Washington, D.C. – Cause of Action Institute has secured access to a series of previously undisclosed memoranda of agreement between the IRS and the White House, which the IRS claims exempts it from prepublication review of its rules. The release includes agreements between the IRS and White House from 1983 and 1993 that contain “exemptions from regulatory review.”
The IRS has resisted providing the memos to Congress, which have been sought by the Senate Finance Committee but to-date have not yet been provided. The memos were also discussed in a recently released Government Accountability Office audit. However, until today, the memos have not been made public.

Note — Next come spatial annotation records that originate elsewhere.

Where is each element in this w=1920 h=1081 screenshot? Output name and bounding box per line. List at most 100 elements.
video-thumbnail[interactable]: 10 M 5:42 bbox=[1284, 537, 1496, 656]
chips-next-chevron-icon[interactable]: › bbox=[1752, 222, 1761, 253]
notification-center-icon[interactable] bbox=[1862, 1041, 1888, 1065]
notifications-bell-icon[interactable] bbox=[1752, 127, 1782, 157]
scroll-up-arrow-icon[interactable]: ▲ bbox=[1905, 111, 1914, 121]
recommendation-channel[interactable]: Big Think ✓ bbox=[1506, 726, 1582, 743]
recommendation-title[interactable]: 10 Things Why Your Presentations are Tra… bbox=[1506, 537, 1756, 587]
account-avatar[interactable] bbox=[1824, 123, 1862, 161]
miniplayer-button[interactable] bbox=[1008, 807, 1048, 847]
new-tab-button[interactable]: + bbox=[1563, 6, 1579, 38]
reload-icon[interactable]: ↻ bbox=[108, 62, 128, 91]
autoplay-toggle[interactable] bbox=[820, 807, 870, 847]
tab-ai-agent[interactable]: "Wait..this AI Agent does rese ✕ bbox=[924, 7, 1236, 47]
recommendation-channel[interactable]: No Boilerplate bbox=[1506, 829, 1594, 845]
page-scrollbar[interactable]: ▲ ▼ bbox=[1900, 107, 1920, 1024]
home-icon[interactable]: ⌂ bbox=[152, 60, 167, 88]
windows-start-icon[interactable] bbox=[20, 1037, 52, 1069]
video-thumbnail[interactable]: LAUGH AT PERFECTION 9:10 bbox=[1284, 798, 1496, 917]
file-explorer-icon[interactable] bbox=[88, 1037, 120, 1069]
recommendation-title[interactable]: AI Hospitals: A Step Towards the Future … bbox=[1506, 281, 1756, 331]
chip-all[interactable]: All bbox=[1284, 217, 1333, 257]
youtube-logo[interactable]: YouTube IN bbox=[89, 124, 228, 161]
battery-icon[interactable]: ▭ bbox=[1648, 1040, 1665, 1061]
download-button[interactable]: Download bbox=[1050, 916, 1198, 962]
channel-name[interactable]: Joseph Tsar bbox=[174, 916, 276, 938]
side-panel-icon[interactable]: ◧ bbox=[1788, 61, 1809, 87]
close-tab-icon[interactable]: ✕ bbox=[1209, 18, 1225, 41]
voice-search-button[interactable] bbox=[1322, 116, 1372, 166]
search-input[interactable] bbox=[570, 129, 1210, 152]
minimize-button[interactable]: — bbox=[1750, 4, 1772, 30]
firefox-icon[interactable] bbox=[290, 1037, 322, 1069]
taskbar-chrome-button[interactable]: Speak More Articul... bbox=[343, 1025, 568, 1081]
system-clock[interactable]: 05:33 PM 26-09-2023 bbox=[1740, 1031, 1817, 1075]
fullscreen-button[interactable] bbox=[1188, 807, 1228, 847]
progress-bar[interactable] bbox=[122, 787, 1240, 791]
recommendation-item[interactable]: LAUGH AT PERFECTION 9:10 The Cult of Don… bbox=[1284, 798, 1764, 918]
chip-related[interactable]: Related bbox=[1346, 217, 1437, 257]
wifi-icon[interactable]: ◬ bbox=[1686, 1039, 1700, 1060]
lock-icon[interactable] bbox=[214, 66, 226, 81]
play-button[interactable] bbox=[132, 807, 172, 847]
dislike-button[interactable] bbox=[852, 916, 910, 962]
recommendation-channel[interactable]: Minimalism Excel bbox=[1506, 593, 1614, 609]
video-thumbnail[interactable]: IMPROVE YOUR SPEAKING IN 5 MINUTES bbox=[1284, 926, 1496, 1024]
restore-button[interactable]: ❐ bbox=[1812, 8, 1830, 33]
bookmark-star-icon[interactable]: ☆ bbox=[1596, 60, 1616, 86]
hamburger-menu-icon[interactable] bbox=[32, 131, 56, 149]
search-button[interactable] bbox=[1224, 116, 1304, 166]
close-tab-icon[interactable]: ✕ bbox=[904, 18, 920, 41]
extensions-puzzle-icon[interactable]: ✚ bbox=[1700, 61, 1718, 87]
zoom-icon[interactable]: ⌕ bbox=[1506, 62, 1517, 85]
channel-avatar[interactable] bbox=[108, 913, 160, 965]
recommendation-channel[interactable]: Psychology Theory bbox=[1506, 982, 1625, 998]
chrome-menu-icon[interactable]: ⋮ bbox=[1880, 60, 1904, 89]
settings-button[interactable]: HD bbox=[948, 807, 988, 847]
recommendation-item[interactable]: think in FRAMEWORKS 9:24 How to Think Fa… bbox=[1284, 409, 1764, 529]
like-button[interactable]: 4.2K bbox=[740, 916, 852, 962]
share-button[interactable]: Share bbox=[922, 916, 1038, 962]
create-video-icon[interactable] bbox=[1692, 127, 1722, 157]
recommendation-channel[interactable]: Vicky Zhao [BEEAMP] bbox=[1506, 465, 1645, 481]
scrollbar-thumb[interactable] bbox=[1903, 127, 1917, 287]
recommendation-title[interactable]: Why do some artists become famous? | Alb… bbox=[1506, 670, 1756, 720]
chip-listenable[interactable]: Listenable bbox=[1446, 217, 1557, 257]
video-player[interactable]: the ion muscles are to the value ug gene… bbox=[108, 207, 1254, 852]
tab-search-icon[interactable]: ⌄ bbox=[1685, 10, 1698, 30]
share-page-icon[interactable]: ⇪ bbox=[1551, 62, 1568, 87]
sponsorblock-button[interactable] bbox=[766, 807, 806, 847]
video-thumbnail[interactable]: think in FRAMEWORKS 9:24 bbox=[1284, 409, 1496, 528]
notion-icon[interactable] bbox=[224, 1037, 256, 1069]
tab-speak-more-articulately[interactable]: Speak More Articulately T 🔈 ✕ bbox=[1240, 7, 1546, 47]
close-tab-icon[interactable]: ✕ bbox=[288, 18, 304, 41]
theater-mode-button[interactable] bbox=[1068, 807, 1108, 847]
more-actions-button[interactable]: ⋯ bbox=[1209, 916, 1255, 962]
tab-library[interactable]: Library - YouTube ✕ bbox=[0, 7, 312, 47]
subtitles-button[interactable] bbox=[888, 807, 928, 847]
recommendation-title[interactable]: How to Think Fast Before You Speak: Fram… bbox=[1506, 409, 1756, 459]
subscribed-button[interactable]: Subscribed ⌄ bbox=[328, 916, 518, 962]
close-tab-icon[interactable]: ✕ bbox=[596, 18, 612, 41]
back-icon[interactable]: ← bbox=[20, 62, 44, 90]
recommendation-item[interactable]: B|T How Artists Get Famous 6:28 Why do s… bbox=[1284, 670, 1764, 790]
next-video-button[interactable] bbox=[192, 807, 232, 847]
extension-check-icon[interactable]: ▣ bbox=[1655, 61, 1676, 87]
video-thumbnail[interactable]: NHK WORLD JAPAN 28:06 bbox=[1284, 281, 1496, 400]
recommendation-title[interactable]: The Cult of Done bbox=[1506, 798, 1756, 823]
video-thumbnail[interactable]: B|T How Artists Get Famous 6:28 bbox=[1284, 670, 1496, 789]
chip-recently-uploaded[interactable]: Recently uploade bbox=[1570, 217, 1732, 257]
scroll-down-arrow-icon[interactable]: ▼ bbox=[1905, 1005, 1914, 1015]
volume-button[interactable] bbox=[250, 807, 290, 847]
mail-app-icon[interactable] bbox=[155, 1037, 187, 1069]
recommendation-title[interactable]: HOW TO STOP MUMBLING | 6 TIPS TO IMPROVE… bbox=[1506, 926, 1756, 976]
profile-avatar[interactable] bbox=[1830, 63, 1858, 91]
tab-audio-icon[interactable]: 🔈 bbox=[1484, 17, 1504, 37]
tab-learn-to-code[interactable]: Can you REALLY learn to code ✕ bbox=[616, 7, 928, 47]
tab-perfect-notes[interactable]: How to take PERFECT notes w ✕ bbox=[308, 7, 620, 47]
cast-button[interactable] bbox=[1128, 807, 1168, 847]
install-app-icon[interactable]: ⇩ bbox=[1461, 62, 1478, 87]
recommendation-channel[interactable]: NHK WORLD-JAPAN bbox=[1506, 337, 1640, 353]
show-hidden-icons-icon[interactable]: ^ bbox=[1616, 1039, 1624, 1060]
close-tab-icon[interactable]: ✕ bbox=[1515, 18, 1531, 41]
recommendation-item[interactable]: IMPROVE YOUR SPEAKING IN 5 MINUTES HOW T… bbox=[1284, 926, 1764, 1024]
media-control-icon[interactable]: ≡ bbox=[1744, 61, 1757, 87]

Click here to access the memos.
Cause of Action Institute President and CEO, and former federal judge, Alfred J. Lechner, Jr.: “Agencies of the federal government should not operate by secret agreement with the White House. Lawful prepublication reviews are critical to the regulatory process to ensure that rules are developed in a fair and transparent manner. The IRS has skirted these rules for far too long.”
Typically, agencies submit their rules to the White House Office of Management and Budget (OMB) for regulatory review before publication. However, the IRS has long claimed an exemption from this rule. As Cause of Action Institute argued to the Supreme Court in an amicus brief, “Over the past ten years, the IRS has submitted only eight rules to OIRA [the Office of Information and Regulatory Affairs] for regulatory review and deemed only one of those rules significant. Those eight rules are less than one percent of the final rules the IRS published in the Federal Register over the same period.”